I’m excited to report that today’s issue of the leading scientific journal Nature mentions BioLogos! Below is an excerpt from the brief “Correspondence” piece by computational biologist and Christian S. Joshua Swamidass. Josh recently attended our ECF Conference and describes the work of BioLogos to forge a middle ground in a polarized landscape.
Many scientists (of all religions) are deeply concerned about science education, so Josh uses that as a hook. Even for scientists who aren’t religious themselves, most are concerned about students who struggle in the classroom because of their religious background. Many high schools—both public and private—do a poor job of educating students on the topic of evolution. Now, recent surveys have demonstrated thatEvangelicals actually love science in general and see science and faith as cooperating rather than at war. Yet Evangelicals are much more likely than the general public to reject the scientific evidence for evolution.

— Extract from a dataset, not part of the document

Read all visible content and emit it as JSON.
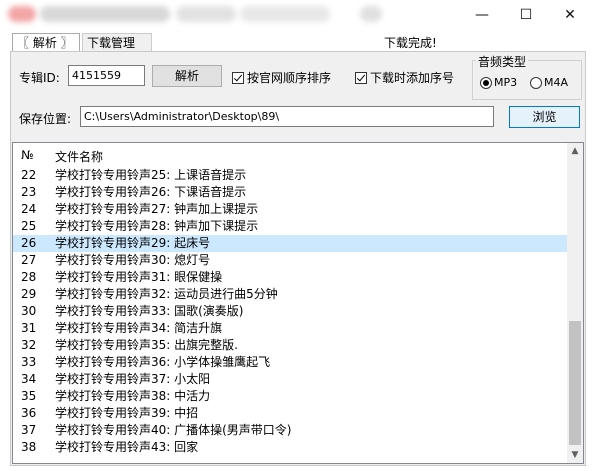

We hope that many scientists will hear about BioLogos for the first time through this piece and be intrigued enough to take a closer look at evolutionary creation. We pray for those scientists who may be seeking a deeper connection with God—may they come to see that science is not a barrier to faith and that their scientific discoveries proclaim the glory of God the Creator.
Initiatives to bridge faith and science
Two initiatives aim to increase awareness and acceptance of science by US Christian communities, some of which resist science-education efforts.

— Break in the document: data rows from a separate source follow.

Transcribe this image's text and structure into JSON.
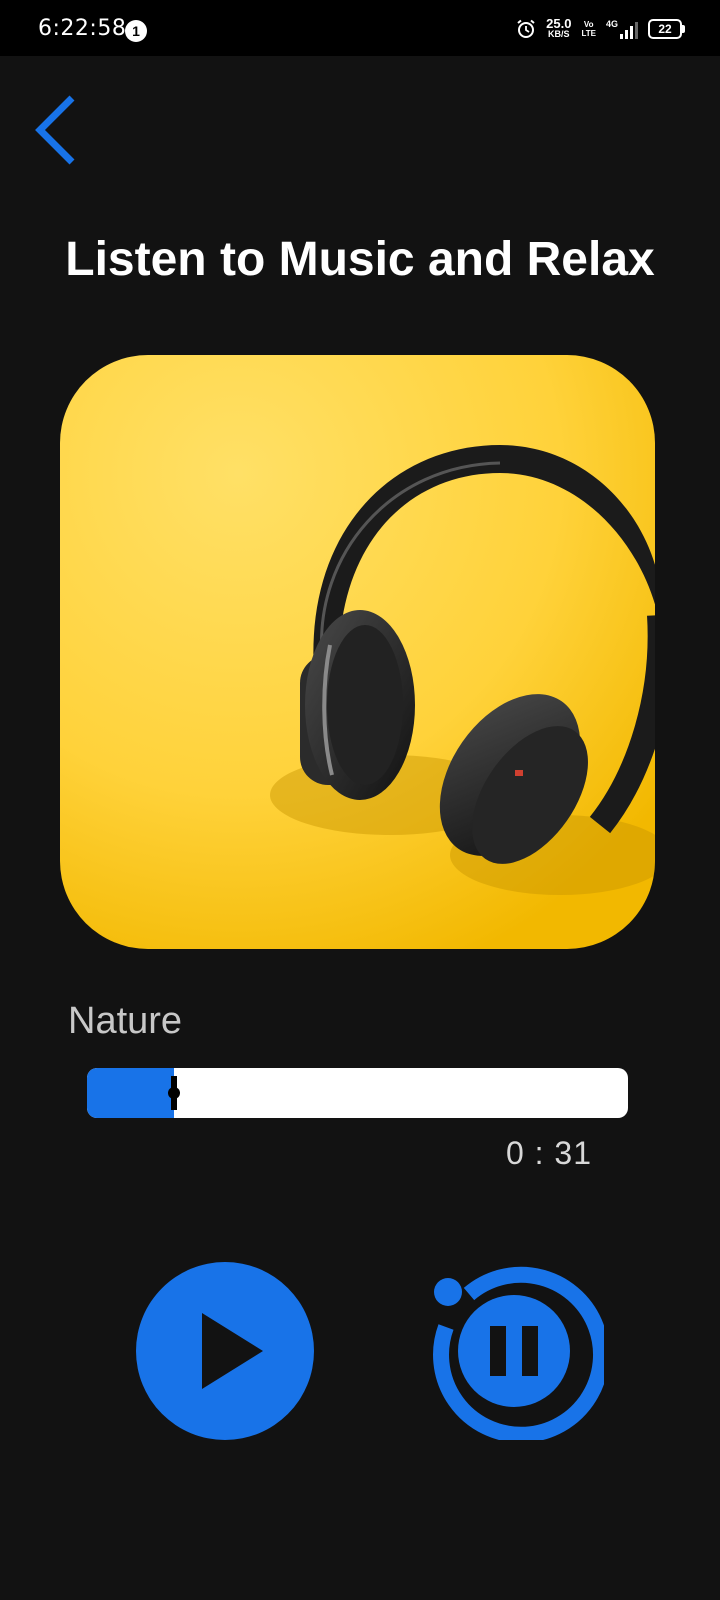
{
  "status_bar": {
    "time": "6:22:58",
    "notification_count": "1",
    "net_speed_value": "25.0",
    "net_speed_unit": "KB/S",
    "volte_top": "Vo",
    "volte_bottom": "LTE",
    "network_type": "4G",
    "battery": "22"
  },
  "player": {
    "title": "Listen to Music and Relax",
    "track_name": "Nature",
    "elapsed": "0 : 31",
    "progress_fraction": 0.16
  },
  "colors": {
    "accent": "#1873e8",
    "background": "#121212",
    "cover_yellow": "#ffcf2e"
  },
  "icons": {
    "back": "chevron-left-icon",
    "play": "play-icon",
    "pause": "pause-icon",
    "alarm": "alarm-clock-icon"
  }
}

BioLogos (http://biologos.org) was founded in 2007 by Francis Collins, then leader of the Human Genome Project, to encourage other Christians to accept evolution in the context of their faith. Trust and respect for Collins has been key to its success. Its grant programme has so far disbursed a total of US$3.9 million to 37 faith– science partnerships. In fostering such dialogue between theologians and scientists who are Christians, BioLogos is forging a middle ground between presentations of science that are antagonistic towards faith and faith that will not accommodate science. Last month, for example, a BioLogos conference of scientists, theologians and pastors helped to articulate the overlap between theology and evolutionary theory (see http://go.nature.com/ovnpwb).

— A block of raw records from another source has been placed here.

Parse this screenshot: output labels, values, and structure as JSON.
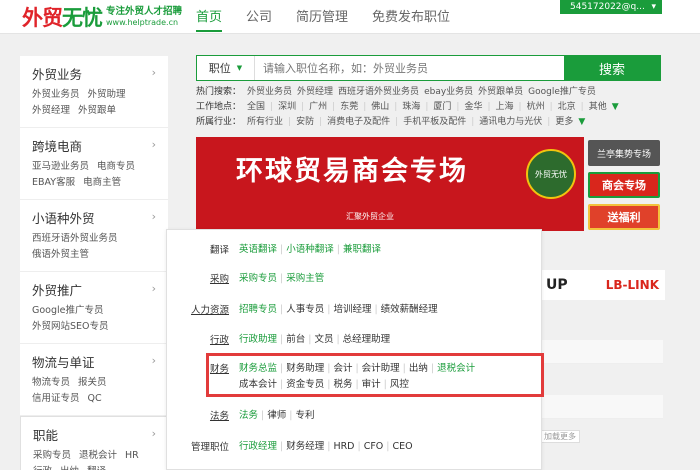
{
  "header": {
    "logo_main": "外贸",
    "logo_main2": "无忧",
    "logo_tagline": "专注外贸人才招聘",
    "logo_url": "www.helptrade.cn",
    "nav": [
      "首页",
      "公司",
      "简历管理",
      "免费发布职位"
    ],
    "user": "545172022@q...",
    "user_caret": "▾"
  },
  "sidebar": [
    {
      "title": "外贸业务",
      "links": [
        "外贸业务员",
        "外贸助理",
        "外贸经理",
        "外贸跟单"
      ]
    },
    {
      "title": "跨境电商",
      "links": [
        "亚马逊业务员",
        "电商专员",
        "EBAY客服",
        "电商主管"
      ]
    },
    {
      "title": "小语种外贸",
      "links": [
        "西班牙语外贸业务员",
        "俄语外贸主管"
      ]
    },
    {
      "title": "外贸推广",
      "links": [
        "Google推广专员",
        "外贸网站SEO专员"
      ]
    },
    {
      "title": "物流与单证",
      "links": [
        "物流专员",
        "报关员",
        "信用证专员",
        "QC"
      ]
    },
    {
      "title": "职能",
      "links": [
        "采购专员",
        "退税会计",
        "HR",
        "行政",
        "出纳",
        "翻译"
      ]
    }
  ],
  "search": {
    "type": "职位",
    "placeholder": "请输入职位名称，如：外贸业务员",
    "button": "搜索"
  },
  "filters": {
    "hot_label": "热门搜索：",
    "hot": [
      "外贸业务员",
      "外贸经理",
      "西班牙语外贸业务员",
      "ebay业务员",
      "外贸跟单员",
      "Google推广专员"
    ],
    "loc_label": "工作地点：",
    "loc": [
      "全国",
      "深圳",
      "广州",
      "东莞",
      "佛山",
      "珠海",
      "厦门",
      "金华",
      "上海",
      "杭州",
      "北京"
    ],
    "loc_more": "其他",
    "ind_label": "所属行业：",
    "ind": [
      "所有行业",
      "安防",
      "消费电子及配件",
      "手机平板及配件",
      "通讯电力与光伏"
    ],
    "ind_more": "更多"
  },
  "banner": {
    "title": "环球贸易商会专场",
    "badge": "外贸无忧",
    "foot": "汇聚外贸企业"
  },
  "side_buttons": [
    "兰亭集势专场",
    "商会专场",
    "送福利"
  ],
  "brands": [
    "UP",
    "LB-LINK"
  ],
  "small_tag": "加载更多",
  "popup": {
    "rows": [
      {
        "label": "翻译",
        "links": [
          "英语翻译",
          "小语种翻译",
          "兼职翻译"
        ]
      },
      {
        "label": "采购",
        "links": [
          "采购专员",
          "采购主管"
        ]
      },
      {
        "label": "人力资源",
        "links": [
          "招聘专员",
          "人事专员",
          "培训经理",
          "绩效薪酬经理"
        ]
      },
      {
        "label": "行政",
        "links": [
          "行政助理",
          "前台",
          "文员",
          "总经理助理"
        ]
      },
      {
        "label": "财务",
        "links": [
          "财务总监",
          "财务助理",
          "会计",
          "会计助理",
          "出纳",
          "退税会计",
          "成本会计",
          "资金专员",
          "税务",
          "审计",
          "风控"
        ]
      },
      {
        "label": "法务",
        "links": [
          "法务",
          "律师",
          "专利"
        ]
      },
      {
        "label": "管理职位",
        "links": [
          "行政经理",
          "财务经理",
          "HRD",
          "CFO",
          "CEO"
        ]
      }
    ]
  },
  "colors": {
    "accent": "#1a9c3b",
    "highlight": "#e23b3b"
  }
}
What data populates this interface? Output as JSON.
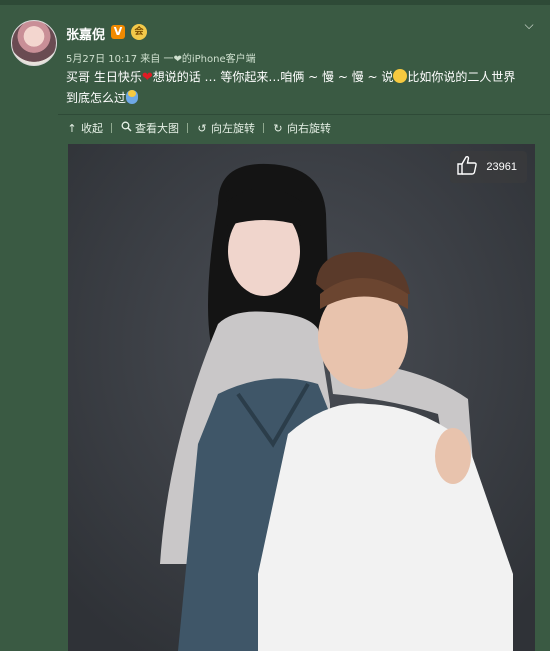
{
  "post": {
    "author": "张嘉倪",
    "vip_badge": "V",
    "crown_badge": "会",
    "meta": {
      "date": "5月27日 10:17",
      "source_prefix": "来自",
      "source": "一❤的iPhone客户端"
    },
    "content": {
      "part1": "买哥 生日快乐",
      "part2": "想说的话 … 等你起来…咱俩 ~ 慢 ~ 慢 ~ 说",
      "part3": "比如你说的二人世界 到底怎么过"
    },
    "actions": {
      "collapse": "收起",
      "view_large": "查看大图",
      "rotate_left": "向左旋转",
      "rotate_right": "向右旋转"
    },
    "photo": {
      "like_count": "23961"
    }
  },
  "icons": {
    "collapse": "arrow-up-icon",
    "view_large": "magnifier-icon",
    "rotate_left": "rotate-left-icon",
    "rotate_right": "rotate-right-icon",
    "like": "thumbs-up-icon",
    "menu": "chevron-down-icon"
  }
}
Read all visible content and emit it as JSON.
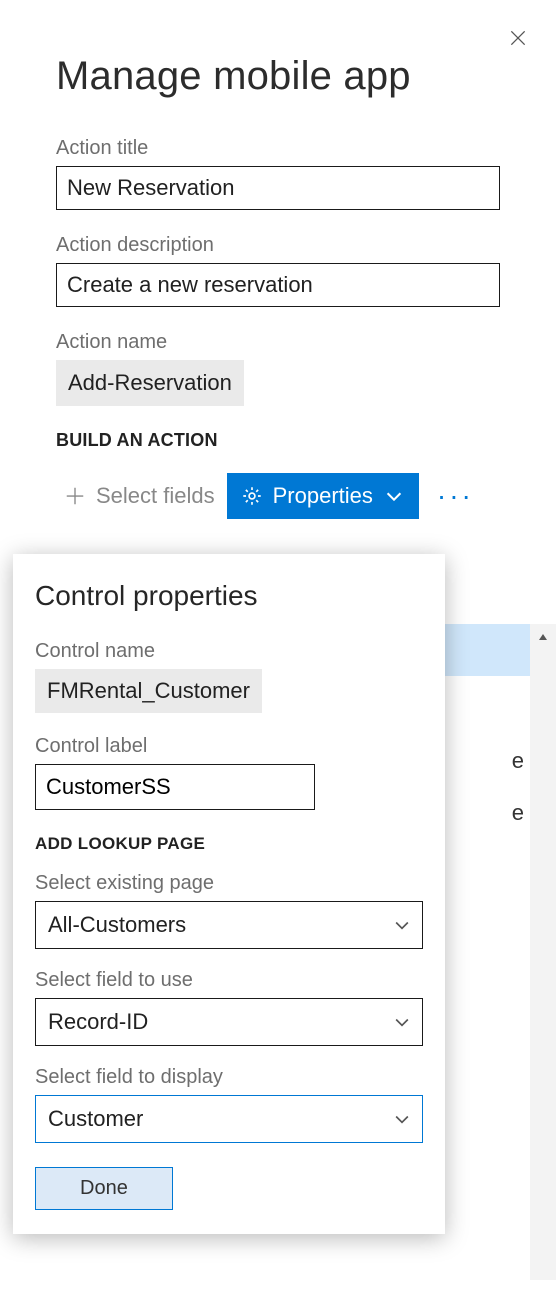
{
  "header": {
    "title": "Manage mobile app"
  },
  "fields": {
    "action_title_label": "Action title",
    "action_title_value": "New Reservation",
    "action_desc_label": "Action description",
    "action_desc_value": "Create a new reservation",
    "action_name_label": "Action name",
    "action_name_value": "Add-Reservation"
  },
  "section": {
    "build_action": "BUILD AN ACTION"
  },
  "toolbar": {
    "select_fields": "Select fields",
    "properties": "Properties"
  },
  "popover": {
    "title": "Control properties",
    "control_name_label": "Control name",
    "control_name_value": "FMRental_Customer",
    "control_label_label": "Control label",
    "control_label_value": "CustomerSS",
    "add_lookup_header": "ADD LOOKUP PAGE",
    "select_existing_label": "Select existing page",
    "select_existing_value": "All-Customers",
    "select_field_use_label": "Select field to use",
    "select_field_use_value": "Record-ID",
    "select_field_display_label": "Select field to display",
    "select_field_display_value": "Customer",
    "done": "Done"
  },
  "background": {
    "e1": "e",
    "e2": "e"
  }
}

A programme by the American Association for the Advancement of Science takes a different approach in partnership with the Association of Theological Schools (www. scienceforseminaries.org). Their pilot project has helped ten seminaries since 2013 to integrate science into the curriculum for training religious leaders. [...]
Science education is a public good that we as scientists should help to reinforce across all faiths with partnerships such as these.
This excerpt is reprinted with permission.